King David endearingly personalized this reality when he wrote, “Keep me as the apple of Your eye [that is, the pupil or center of vision]; hide me under the shadow of Your wings” (Psalm 17:8). Truly, we need to know we are not alone.

I hope you will never again look at a sparrow in quite the same way. We’re even told in Psalm 84 that sparrows and swallows find a home and nest at the altars of the Lord, at the tabernacle and temple of God (Psalm 84:3-4)—and how much more so should we!

Here’s an action item for you: Watch a little bird. And when you do, stay focused for a while. Yes, focus! And realize that God is looking at you even more intently in that same moment. After all, people are like sparrows in being noticed and cared for by God, yet in an even greater way. But mark this difference in the observing: You will move on in a world that doesn’t stop, but God never takes His eyes off of you.

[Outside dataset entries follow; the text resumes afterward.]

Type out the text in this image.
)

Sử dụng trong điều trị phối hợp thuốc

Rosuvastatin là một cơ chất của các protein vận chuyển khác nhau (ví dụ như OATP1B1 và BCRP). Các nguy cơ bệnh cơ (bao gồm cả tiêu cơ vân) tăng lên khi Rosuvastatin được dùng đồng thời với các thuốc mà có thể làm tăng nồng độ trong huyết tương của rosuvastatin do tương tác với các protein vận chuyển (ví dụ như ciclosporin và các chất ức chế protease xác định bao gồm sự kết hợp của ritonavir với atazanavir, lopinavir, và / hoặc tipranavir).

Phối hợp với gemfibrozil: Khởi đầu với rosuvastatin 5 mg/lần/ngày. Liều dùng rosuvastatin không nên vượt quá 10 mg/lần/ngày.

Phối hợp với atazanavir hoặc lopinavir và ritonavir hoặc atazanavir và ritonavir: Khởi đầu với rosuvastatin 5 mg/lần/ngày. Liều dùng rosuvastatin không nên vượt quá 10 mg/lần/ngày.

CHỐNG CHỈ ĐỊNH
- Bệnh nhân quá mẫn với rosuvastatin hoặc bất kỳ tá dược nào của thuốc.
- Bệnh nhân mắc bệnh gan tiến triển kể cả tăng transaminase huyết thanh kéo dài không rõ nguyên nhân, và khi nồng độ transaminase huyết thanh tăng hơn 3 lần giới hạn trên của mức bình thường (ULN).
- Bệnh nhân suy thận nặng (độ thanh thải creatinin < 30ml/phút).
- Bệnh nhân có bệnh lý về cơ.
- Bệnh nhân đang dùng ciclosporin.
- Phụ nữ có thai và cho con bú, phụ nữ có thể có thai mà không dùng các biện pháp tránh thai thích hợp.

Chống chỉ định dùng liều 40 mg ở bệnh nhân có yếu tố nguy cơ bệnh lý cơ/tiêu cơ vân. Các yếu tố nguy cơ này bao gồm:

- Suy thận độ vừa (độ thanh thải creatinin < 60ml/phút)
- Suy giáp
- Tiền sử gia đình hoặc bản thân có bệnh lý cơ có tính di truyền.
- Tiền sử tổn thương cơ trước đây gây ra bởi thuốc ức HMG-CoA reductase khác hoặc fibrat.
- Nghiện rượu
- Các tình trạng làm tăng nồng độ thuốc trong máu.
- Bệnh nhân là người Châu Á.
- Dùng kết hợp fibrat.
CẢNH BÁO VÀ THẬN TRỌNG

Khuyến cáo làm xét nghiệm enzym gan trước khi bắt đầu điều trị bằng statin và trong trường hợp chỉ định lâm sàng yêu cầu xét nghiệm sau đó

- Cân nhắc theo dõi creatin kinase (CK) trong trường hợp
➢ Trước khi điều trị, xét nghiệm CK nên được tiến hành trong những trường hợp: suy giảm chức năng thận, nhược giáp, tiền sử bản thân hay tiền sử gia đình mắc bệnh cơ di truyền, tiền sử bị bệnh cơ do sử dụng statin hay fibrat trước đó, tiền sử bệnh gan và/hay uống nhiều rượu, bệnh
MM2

God deeply cares for you (1 Peter 5:7). It’s all part of an amazing love story—of a love affair started by Him and punctuated by the invitation from God’s Son of “Follow Me.” This invitation is ongoing with an incredible promise to us who, like the sparrow, are not neglected or forgotten. As Jesus said in John 6:39 (NLT), “And this is the will of God, that I should not lose even one of all those he has given me, but that I should raise them up at the last day.”